Updated by Lucas Di Pentima almost 8 years ago
Branch 10516-set-finished-at-on-finished-pipelines
LGTM
Updated by Radhika Chippada almost 8 years ago
Branch 10516-workbench-stats-logic @ b38aee84aea043eb7bcb3acbab0a8ef64edf0838
Addresses the scaling factor error.
The image "before-fix" is what is there in production now, and "with-fix" is what we see after the scaling factor correction.
Tests @ https://ci.curoverse.com/job/developer-run-tests/135/ (I fixed the one failing unit test after this run).
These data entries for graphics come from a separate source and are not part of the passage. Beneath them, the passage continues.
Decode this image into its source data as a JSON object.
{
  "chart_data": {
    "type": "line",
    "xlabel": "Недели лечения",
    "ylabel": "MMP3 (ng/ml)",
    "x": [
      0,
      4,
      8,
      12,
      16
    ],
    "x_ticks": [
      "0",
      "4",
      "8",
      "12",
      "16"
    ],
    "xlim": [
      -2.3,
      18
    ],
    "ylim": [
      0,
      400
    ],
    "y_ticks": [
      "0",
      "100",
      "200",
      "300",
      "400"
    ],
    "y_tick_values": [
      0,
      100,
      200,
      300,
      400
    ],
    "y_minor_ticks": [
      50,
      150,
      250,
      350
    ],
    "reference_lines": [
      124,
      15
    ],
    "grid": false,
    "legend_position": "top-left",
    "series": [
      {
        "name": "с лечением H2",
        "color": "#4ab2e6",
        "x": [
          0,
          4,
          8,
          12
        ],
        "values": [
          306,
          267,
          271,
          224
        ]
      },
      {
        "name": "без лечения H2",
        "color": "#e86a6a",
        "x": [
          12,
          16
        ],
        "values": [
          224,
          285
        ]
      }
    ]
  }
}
Updated by Radhika Chippada almost 8 years ago
- File before-fix.png before-fix.png added
- File with-fix.png with-fix.png added
Updated by Lucas Di Pentima almost 8 years ago
Reviewing branch 10516-workbench-stats-logic
:
Updates LGTM, but maybe an additional test case is needed, to test when cputime > walltime? That is, a test that should have alerted us of this bug earlier?
Updated by Radhika Chippada almost 8 years ago
@ 6ac8cc38
Updated the unit/work_unit_test.rb to compare cputime and walltime.
Tests @ https://ci.curoverse.com/job/developer-run-tests/137/
Updated by Radhika Chippada almost 8 years ago
- Status changed from New to Resolved
Applied in changeset arvados|commit:554fe927169e928d91c2d8c4bed158aef4d4d746.